Tari Cerana merupakan tarian daerah Kupang Nusa Tenggara Timur yang
ditampilkan untuk penyambutan tamu.Tari Cerana ditampilkan oleh penari pria
dan 6 orang penari wanita dengan menggunakan busana atau pakaian adat daerah
NTT serta iringan musik. Gerakan para penari lebih cenderung lembut sebagai
simbol kehormatan. Awal pertunjukan penari wanita menari dengan iringan musik
dan pria bergabung dengan gerakan antara pria dan wanita berbeda. Gerakan
wanita lembut dengan ditangan sirih dan pinang untuk diberikan kepada
penonton, sedangkan penari pria dengan gerakan tangan direntangkan.

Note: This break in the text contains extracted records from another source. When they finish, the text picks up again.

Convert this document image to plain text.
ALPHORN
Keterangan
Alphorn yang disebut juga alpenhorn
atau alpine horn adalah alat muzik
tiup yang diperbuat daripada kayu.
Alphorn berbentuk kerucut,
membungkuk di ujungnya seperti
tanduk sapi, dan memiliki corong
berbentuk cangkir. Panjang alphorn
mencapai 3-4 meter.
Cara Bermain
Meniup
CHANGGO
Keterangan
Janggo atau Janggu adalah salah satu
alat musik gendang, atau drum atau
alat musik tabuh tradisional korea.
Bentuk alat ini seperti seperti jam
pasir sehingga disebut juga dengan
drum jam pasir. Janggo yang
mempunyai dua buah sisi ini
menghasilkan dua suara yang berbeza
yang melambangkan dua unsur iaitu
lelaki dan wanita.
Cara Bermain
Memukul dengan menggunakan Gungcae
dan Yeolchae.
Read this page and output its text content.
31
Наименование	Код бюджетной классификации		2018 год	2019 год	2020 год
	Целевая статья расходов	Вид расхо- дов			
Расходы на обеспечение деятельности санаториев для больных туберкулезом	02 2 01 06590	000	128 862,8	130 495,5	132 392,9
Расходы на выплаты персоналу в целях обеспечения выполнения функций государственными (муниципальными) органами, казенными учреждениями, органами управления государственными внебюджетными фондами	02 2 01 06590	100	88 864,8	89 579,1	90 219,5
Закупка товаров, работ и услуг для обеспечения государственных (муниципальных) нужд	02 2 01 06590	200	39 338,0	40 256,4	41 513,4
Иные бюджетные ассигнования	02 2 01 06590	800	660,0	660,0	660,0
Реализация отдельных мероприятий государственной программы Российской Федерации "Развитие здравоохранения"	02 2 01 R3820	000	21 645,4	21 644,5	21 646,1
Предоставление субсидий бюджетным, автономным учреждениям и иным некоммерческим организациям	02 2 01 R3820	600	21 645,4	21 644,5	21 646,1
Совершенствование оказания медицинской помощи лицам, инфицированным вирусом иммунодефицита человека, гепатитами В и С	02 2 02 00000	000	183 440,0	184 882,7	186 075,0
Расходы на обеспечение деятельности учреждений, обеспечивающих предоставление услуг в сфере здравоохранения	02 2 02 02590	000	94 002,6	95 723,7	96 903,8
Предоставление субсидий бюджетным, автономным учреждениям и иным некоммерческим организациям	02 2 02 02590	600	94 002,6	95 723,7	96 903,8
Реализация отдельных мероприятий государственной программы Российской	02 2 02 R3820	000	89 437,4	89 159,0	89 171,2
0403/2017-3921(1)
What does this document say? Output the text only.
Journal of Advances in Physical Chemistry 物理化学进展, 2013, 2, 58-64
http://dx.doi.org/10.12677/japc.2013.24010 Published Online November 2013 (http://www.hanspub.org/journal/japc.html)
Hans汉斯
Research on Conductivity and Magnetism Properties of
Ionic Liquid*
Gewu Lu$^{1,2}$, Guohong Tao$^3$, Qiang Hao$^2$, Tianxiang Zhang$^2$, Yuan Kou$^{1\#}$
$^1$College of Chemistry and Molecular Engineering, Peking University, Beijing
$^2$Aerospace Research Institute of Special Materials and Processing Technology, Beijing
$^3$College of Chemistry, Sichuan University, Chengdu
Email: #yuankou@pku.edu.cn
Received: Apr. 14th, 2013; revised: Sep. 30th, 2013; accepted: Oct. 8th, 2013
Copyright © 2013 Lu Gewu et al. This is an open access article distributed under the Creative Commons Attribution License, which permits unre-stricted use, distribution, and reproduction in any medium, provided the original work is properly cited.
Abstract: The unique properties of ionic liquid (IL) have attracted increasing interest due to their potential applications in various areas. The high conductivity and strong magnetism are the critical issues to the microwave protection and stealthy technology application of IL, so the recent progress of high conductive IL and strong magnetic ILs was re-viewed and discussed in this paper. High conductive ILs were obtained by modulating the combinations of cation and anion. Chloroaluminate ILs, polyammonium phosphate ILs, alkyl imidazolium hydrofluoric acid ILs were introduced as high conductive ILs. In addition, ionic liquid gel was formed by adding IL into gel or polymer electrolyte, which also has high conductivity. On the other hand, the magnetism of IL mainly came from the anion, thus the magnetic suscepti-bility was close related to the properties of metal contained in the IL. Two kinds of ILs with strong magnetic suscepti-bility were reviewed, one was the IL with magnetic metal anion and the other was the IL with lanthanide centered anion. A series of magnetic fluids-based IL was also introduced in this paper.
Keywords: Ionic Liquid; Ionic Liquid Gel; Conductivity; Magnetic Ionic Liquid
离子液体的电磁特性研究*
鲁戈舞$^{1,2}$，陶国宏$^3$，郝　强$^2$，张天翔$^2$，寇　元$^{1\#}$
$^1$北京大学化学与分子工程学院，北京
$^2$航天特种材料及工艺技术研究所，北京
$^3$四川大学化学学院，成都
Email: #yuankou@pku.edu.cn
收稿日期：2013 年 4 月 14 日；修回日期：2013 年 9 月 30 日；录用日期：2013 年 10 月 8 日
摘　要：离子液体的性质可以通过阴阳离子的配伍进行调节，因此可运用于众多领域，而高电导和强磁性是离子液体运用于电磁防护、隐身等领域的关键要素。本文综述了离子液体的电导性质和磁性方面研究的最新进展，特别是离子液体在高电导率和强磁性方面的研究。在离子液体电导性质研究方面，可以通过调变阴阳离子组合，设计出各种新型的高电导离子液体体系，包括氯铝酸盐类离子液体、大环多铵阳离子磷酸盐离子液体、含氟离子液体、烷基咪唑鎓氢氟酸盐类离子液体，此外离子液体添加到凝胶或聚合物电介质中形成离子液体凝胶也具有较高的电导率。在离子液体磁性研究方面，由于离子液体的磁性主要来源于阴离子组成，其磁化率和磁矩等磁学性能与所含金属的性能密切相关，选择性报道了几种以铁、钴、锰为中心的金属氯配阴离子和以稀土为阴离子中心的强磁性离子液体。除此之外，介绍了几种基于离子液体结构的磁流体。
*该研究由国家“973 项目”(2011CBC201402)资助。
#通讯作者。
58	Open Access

Alat musik yang digunakan adalah Sasando dengan tempo lambat dan
cenderung lembut, sehingga akan terjalin hubungan harmoni antara gerakan
dengan iringan sasando. Kostum tari ini dengan pakaian adat. Pada rambut
dengan menggunakan konde dan sarung dari dada sampai kaki. Konde tersebut
cerminan khas kupang serta ikat kepala yang berbentuk sabit. Aksesoris tari ini
seperti kalung, gelang, dan sabuk berbentuk khas. Penari pria dengan pakaian adat
berupa baju lengan panjang kain selampang serta sarung serta menggunakan ikat
kepala serta dilengkapi dengan kalung yang khas.

4. Senjata Tradisional
A. Sundu

Senjata tradisional menyerupai Keris, berbentuk lurus dan pegangannya


menyerupai bentuk sayap burung. Ada pula motif horizontal melingkar pada
sarung Sundu. Senjata yang umumnya dipakai oleh penduduk NTT adalah Sundu
atau Sudu, semacam keris. Penduduk menganggapnya sebagai senjata tikam yang
keramat.

B. Kabeala (Parang Pinggang)

Senjata sejenis parang berasal dari pulau Sumba dengan variasi ukuran
panjang 48, 50,5; 53 dan 58,5 Cm. Parang yang selalu di pinggang pria dewasa
menjadi pemandangan luas di Sumba yang kini merupakan wilayah empat
kabupaten, yakni Sumba Timur, Sumba Tengah, Sumba Barat, dan Sumba Barat
Daya. Pemandangan seperti itu dijumpai mulai dari pedesaan hingga kota.
Membawa parang belum tentu berhubungan dengan kebutuhan kerja.

5. Suku :

Suku dan marga yang terdapat di daerah Nusa Tenggara Timur adalah : Timor,
Rote, Flores, Sabu, Dawan, Belu, Sumba, Helong, dan lain lain.

6. Bahasa Daerah :

Sumba Timor, Hawu, Beku.

7. Lagu Daerah :

Potong Bebek, Desaku, Anak Kambing Saya.